The Clean Mobility proposals will now be sent to the co-legislators and the Commission calls on all stakeholders to work closely together to ensure the swift adoption and implementation of these different proposals and measures, so that the benefits for the EU’s industry, businesses, workers and citizens can be maximised and generated as soon as possible.
Today’s package is part of wider political context to make European industry stronger and more competitive. As announced in our Renewed EU Industrial Policy Strategy that was presented in September 2017, the Commission’s ambition is to help our industries stay or become the world leader in innovation, digitisation and decarbonisation.
Today’s package is the second mobility package that the Commission presents this year. ‘Europe on the Move’ was presented in May 2017. It included a wide-ranging set of initiatives aimed at making traffic safer; encourage smart road charging; reduce CO2 emissions, air pollution and congestion; cut red-tape for businesses; fight illicit employment and ensure proper conditions and rest times for workers.

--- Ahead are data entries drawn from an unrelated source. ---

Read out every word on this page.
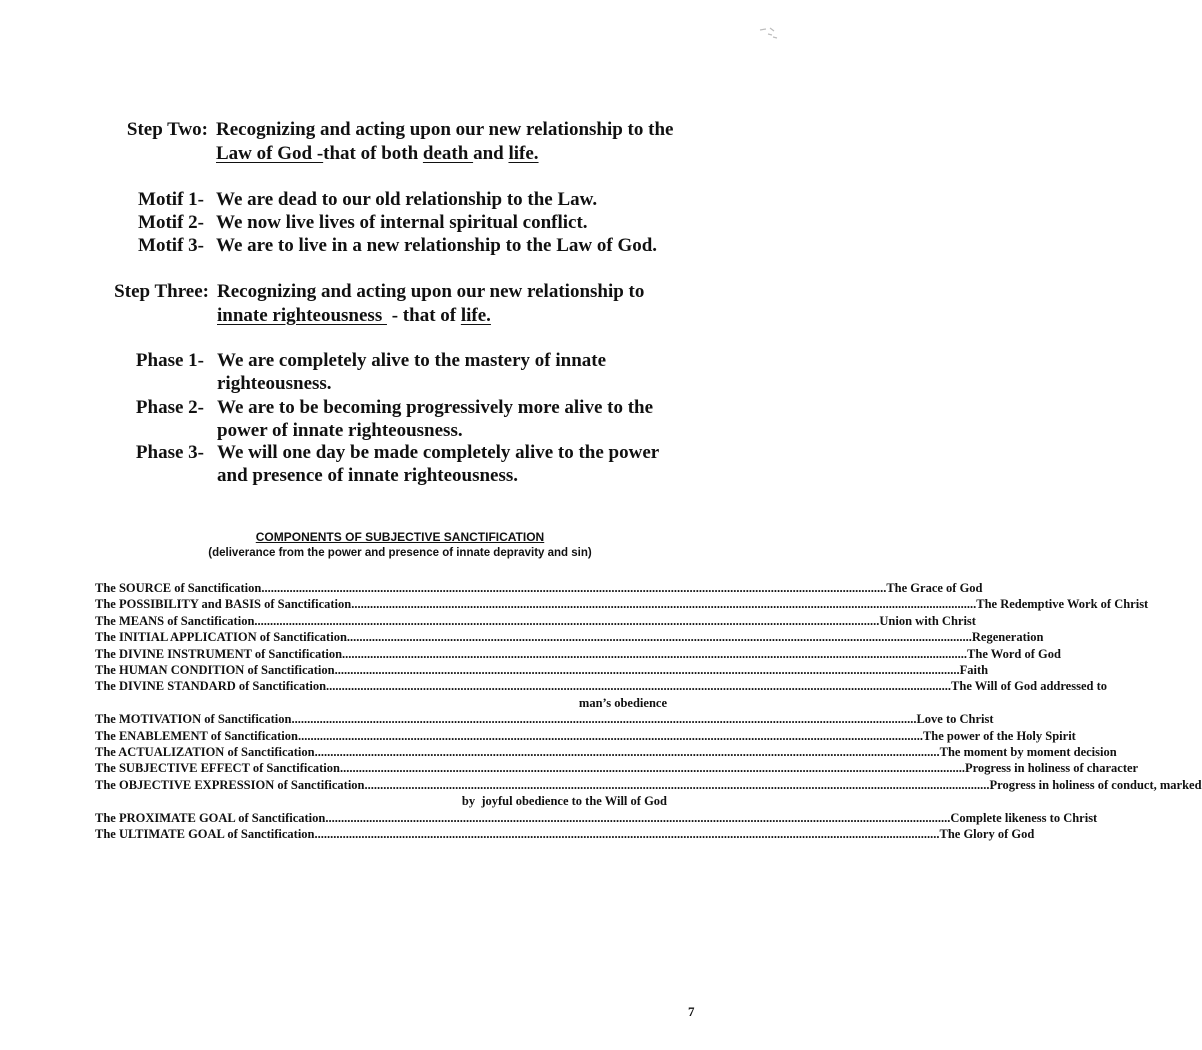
Step Two: Recognizing and acting upon our new relationship to the
Law of God - that of both death and life.
Motif 1- We are dead to our old relationship to the Law.
Motif 2- We now live lives of internal spiritual conflict.
Motif 3- We are to live in a new relationship to the Law of God.
Step Three: Recognizing and acting upon our new relationship to
innate righteousness - that of life.
Phase 1- We are completely alive to the mastery of innate
righteousness.
Phase 2- We are to be becoming progressively more alive to the
power of innate righteousness.
Phase 3- We will one day be made completely alive to the power
and presence of innate righteousness.
COMPONENTS OF SUBJECTIVE SANCTIFICATION
(deliverance from the power and presence of innate depravity and sin)
The SOURCE of Sanctification ........................................................................................................................................................................................................ The Grace of God
The POSSIBILITY and BASIS of Sanctification ........................................................................................................................................................................................................ The Redemptive Work of Christ
The MEANS of Sanctification ........................................................................................................................................................................................................ Union with Christ
The INITIAL APPLICATION of Sanctification ........................................................................................................................................................................................................ Regeneration
The DIVINE INSTRUMENT of Sanctification ........................................................................................................................................................................................................ The Word of God
The HUMAN CONDITION of Sanctification ........................................................................................................................................................................................................ Faith
The DIVINE STANDARD of Sanctification ........................................................................................................................................................................................................ The Will of God addressed to
man’s obedience
The MOTIVATION of Sanctification ........................................................................................................................................................................................................ Love to Christ
The ENABLEMENT of Sanctification ........................................................................................................................................................................................................ The power of the Holy Spirit
The ACTUALIZATION of Sanctification ........................................................................................................................................................................................................ The moment by moment decision
The SUBJECTIVE EFFECT of Sanctification ........................................................................................................................................................................................................ Progress in holiness of character
The OBJECTIVE EXPRESSION of Sanctification ........................................................................................................................................................................................................ Progress in holiness of conduct, marked
by  joyful obedience to the Will of God
The PROXIMATE GOAL of Sanctification ........................................................................................................................................................................................................ Complete likeness to Christ
The ULTIMATE GOAL of Sanctification ........................................................................................................................................................................................................ The Glory of God
7
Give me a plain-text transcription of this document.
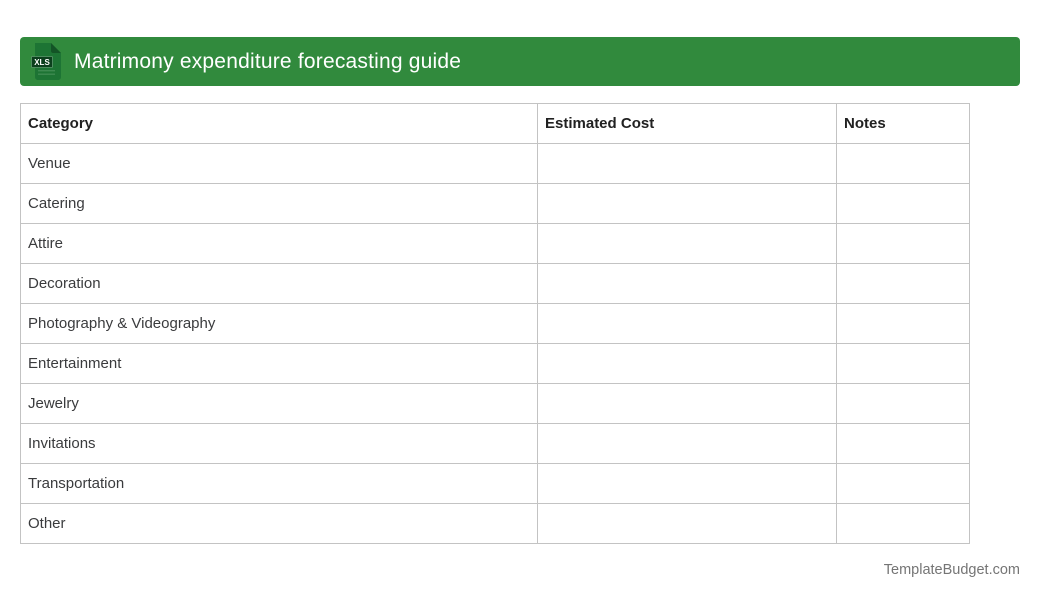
XLS Matrimony expenditure forecasting guide
Category	Estimated Cost	Notes
Venue		
Catering		
Attire		
Decoration		
Photography & Videography		
Entertainment		
Jewelry		
Invitations		
Transportation		
Other		
TemplateBudget.com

Following the Paris Agreement the world has committed to move towards a low-carbon economy. Many countries are now implementing policies to facilitate transition to cleaner economies. The Commission presented Communication on the implementation of the Paris Agreement commitments in March 2016, followed by A European Strategy for Low-Emission Mobility in June 2016.
The Low-Emission Mobility strategy outlined concrete actions that need to be taken to help Europe stay competitive and be able to respond to the increasing mobility needs of people and goods. The Low-Emission Mobility strategy, contributing to the Energy Union goals, set clear and fair guiding principles to Member States to prepare for the future. Today’s proposals are the latest steps in turning these principles into concrete action.